The Story
Why it exists.
The beginning
Sophia Grojsman created 360° for Women in 1993 as part of Perry Ellis's 360° collection, a name that promised a fragrance seen from every angle. The brief was effortless: a green-citrus composition with enough depth to hold attention without demanding it. Grojsman understood that assignment perfectly. She built a fragrance that moved like someone comfortable in their own skin, not performing, not chasing. The Perry Ellis woman of 1993 didn't need her scent to announce her. She needed it to confirm what she already knew about herself.

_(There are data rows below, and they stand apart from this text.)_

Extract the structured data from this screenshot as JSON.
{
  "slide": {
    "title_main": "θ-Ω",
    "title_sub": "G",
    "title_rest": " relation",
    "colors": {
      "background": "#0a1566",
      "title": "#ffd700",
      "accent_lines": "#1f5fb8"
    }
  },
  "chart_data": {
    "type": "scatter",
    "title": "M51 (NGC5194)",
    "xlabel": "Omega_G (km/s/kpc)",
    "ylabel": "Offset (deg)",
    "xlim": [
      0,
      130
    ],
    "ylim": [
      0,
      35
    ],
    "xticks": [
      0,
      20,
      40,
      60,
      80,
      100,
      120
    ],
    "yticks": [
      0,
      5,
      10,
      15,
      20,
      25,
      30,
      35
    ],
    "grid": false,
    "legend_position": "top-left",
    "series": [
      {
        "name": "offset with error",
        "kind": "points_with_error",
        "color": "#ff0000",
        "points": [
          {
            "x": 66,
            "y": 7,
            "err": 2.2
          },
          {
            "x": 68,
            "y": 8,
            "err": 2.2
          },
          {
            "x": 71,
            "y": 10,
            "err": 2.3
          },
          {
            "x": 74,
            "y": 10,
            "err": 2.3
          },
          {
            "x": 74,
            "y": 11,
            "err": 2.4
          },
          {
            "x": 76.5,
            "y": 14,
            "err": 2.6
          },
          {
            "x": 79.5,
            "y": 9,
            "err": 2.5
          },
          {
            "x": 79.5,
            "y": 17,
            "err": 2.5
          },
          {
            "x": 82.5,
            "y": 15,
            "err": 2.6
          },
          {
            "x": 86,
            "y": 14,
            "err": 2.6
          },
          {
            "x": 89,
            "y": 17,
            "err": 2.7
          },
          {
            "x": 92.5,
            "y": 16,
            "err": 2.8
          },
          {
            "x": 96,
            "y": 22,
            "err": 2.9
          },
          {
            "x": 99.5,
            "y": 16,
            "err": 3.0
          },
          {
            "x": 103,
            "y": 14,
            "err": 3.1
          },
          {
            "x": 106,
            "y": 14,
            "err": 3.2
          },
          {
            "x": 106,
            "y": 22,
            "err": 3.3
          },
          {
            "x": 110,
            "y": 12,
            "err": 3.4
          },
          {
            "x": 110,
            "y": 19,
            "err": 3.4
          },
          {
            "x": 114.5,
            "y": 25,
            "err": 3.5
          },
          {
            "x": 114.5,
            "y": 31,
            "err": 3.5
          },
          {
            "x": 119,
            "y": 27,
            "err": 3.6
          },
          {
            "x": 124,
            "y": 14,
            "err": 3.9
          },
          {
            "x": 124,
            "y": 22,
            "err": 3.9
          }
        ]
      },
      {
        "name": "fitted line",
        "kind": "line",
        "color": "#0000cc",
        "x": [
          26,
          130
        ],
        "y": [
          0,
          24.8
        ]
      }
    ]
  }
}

What makes 360° worth understanding is its unusual top structure. Blue rose and osmanthus are not common companions, the former adds a cool, almost metallic floralcy, while the latter brings a fruity apricot nuance that softens everything around it. Mandarin orange keeps it bright, melon keeps it juicy. Together, these four notes create an opening that feels fresh and a little unexpected. Then the heart arrives: sage and lily of the valley bring an herbal, slightly bitter counterpoint that prevents the florals from getting precious. The green notes, moss, lotus, keep the whole composition grounded in something that reads as natural rather than constructed.
The evolution
The opening hits bright and clean. Mandarin and melon arrive together, the citrus cuts, the melon softens. Osmanthus adds a quiet sweetness underneath, and then that blue rose surfaces, cool and a little uncanny. Within twenty minutes the citrus begins to recede, and the heart takes over. Sage appears first, herbal and slightly bitter, followed by lily of the valley, white, delicate, almost green itself. The lemon in the heart adds a last flicker of brightness before the florals settle. By the second hour the drydown is underway. Amber arrives first, warm and honeyed, followed by vanilla that rounds the edges. Sandalwood brings a creamy, almost sunscreen warmth that will read as distinctly 90s to anyone who lived through it, a quality that hasn't aged badly so much as aged distinctly. Vetiver grounds everything with an earthy, slightly smoky finish that prevents the base from becoming overly sweet. Musk holds the whole composition close to the skin.
Cultural impact
The 1993 debut of 360° for Women arrived at a moment when American fashion was redefining femininity on its own terms, less formal, more self-possessed. Sophia Grojsman built the fragrance in that spirit: not trying to impress, just succeeding quietly. The blue rose note itself was an unusual choice for the era, bold in its subtlety.